Health Column: Does Exercise Really Make You Live Longer?

Experts frequently tout the health benefits of exercise. While many of us don’t meet the recommended minimum weekly amounts of exercise (150 minutes of moderate activity or 75 minutes of vigorous) studies continue to demonstrate the importance of exercise.

A new comprehensive study found that those who engaged in the highest levels of this type of physical activity level lived on average 5.5 years longer than their sedentary counterparts. This can play a major role in combating premature death in individuals with illnesses such as diabetes, obesity and heart failure.

Exercise can also have an impactful role in terms of mental health. Depression affects 16.2 million adults across the U.S. It is caused by a lack of serotonin and norepinephrine, which are two neurotransmitters in the brain that control stress, anxiety and happiness. Exercise has been found to increase brain sensitivity to these two chemical regulators. It also produces endorphins which are known to help produce positive feelings and reduce the perception of pain.

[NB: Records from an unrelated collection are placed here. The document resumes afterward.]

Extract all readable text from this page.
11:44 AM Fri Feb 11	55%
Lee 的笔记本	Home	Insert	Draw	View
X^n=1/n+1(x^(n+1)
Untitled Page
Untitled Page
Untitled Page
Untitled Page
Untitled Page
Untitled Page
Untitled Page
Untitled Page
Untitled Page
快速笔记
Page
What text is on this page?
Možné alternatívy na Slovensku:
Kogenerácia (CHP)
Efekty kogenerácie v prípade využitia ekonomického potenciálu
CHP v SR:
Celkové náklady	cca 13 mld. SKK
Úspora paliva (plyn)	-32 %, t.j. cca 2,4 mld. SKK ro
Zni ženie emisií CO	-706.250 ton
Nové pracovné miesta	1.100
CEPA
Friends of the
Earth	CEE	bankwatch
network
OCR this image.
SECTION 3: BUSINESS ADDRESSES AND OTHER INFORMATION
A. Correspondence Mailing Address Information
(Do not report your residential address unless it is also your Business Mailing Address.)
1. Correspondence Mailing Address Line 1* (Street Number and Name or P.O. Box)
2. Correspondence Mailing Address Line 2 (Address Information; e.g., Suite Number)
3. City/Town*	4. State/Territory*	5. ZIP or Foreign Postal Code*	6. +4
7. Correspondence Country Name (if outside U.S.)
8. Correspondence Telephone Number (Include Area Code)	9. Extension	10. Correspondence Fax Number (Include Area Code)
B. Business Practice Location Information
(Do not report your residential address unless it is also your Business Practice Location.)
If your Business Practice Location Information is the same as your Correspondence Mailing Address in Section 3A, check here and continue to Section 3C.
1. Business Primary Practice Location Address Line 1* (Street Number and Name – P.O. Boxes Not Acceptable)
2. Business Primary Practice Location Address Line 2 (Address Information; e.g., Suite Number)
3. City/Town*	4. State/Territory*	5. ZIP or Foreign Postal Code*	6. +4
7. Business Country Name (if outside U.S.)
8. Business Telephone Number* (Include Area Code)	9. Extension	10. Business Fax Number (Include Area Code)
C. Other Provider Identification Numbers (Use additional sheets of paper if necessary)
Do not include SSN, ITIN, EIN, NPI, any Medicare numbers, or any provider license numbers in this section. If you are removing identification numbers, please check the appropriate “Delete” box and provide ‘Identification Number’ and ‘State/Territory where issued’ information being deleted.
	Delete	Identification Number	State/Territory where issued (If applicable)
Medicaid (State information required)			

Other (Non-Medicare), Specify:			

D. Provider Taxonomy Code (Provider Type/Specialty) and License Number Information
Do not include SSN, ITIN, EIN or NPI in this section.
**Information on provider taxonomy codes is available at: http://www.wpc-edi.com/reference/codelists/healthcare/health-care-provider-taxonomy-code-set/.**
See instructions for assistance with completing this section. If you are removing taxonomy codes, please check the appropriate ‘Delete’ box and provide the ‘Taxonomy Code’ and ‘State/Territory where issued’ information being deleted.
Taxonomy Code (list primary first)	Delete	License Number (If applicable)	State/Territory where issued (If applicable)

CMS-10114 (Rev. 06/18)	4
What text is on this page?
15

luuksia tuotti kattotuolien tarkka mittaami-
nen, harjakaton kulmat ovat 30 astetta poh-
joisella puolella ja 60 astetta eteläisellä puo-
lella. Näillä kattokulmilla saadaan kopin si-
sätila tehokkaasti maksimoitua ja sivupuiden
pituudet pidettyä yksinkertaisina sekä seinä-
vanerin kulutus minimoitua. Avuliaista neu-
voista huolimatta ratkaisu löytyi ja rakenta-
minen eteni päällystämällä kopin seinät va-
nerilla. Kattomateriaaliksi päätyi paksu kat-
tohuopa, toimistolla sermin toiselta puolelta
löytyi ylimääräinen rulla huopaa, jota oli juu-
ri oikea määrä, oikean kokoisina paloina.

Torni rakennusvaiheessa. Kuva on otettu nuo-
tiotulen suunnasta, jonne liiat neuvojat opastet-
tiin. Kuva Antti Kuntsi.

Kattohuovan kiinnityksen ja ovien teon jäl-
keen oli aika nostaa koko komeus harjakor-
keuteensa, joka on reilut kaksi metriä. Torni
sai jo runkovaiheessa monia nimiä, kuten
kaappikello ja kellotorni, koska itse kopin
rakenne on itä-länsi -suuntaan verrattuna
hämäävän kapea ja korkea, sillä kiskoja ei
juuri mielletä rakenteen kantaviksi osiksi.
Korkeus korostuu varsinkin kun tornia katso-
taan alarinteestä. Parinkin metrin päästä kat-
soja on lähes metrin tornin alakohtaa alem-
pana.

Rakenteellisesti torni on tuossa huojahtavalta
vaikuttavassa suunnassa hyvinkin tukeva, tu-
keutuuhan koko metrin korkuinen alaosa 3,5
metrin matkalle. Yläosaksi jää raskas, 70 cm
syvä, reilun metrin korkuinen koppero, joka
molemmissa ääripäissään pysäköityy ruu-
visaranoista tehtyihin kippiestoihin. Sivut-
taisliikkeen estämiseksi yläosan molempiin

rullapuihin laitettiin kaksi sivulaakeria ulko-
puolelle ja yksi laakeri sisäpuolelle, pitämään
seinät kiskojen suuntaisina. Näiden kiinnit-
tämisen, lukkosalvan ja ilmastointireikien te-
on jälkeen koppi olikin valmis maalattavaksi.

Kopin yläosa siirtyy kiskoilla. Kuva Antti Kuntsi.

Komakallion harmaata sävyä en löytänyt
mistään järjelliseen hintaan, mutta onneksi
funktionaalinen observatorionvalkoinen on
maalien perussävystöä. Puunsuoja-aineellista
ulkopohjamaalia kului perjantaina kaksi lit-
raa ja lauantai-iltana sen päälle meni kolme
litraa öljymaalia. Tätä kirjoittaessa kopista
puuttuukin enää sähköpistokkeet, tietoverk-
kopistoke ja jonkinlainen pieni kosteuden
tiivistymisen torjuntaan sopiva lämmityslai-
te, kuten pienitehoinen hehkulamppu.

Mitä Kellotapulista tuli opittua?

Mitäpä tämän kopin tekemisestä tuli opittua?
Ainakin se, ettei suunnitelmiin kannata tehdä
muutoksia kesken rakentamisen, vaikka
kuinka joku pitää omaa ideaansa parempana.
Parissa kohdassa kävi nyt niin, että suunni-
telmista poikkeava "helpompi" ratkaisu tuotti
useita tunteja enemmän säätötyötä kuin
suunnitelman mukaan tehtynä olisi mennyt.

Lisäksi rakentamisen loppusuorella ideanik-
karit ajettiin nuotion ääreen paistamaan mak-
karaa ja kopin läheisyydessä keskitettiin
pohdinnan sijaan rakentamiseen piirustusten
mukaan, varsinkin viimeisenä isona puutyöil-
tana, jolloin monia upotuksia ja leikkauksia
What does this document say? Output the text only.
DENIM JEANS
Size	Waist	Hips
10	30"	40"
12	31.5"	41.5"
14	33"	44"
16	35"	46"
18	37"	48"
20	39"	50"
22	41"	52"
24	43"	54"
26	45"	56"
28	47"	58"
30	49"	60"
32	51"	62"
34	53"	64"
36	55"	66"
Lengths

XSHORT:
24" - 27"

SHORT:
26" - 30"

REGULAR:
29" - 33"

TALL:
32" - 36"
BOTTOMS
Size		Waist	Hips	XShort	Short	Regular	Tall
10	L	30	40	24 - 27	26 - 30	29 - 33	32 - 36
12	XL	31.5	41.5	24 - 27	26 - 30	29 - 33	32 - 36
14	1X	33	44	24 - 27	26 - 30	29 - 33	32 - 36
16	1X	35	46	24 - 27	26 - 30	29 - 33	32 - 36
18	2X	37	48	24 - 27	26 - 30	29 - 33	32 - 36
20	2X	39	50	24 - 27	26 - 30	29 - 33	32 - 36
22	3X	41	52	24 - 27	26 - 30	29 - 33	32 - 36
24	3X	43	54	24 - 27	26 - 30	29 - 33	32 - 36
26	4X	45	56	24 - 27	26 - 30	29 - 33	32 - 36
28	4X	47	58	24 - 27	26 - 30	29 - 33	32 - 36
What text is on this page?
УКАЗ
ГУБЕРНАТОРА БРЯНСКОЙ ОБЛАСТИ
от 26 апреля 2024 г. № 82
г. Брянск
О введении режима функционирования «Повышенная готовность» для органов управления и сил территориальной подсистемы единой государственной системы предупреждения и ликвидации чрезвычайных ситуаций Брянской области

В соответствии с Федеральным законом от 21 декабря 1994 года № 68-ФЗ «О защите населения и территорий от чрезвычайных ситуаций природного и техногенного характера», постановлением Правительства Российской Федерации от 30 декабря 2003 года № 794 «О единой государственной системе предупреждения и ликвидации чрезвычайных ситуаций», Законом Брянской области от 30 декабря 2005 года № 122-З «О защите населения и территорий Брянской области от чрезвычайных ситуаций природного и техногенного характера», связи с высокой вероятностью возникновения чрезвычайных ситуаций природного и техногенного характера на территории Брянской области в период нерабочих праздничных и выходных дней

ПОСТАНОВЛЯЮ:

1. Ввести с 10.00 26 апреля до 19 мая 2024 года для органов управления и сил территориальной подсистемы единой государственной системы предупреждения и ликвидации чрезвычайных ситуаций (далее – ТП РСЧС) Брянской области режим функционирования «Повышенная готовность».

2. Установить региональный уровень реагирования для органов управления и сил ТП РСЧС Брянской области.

With the rising obesity epidemic in the U.S. exercise can aid in weight loss. Vigorous forms of exercise have been shown to increase your metabolic rate, which will burn more calories and help you lose weight. It makes the body more efficient at burning fat and calories and helps to aids in muscle mass management.

Many Americans also suffer from forms of chronic fatigue and rely heavily on caffeinated drinks in order to help boost their energy levels throughout the day. A study found that, in fact, exercise was a more effective treatment for chronic fatigue syndrome than many pharmacological treatments.

Exercise can have transformative benefits on health. However, in order to reap the advantages of exercise it should be done at a minimum three times a week for 30 minutes.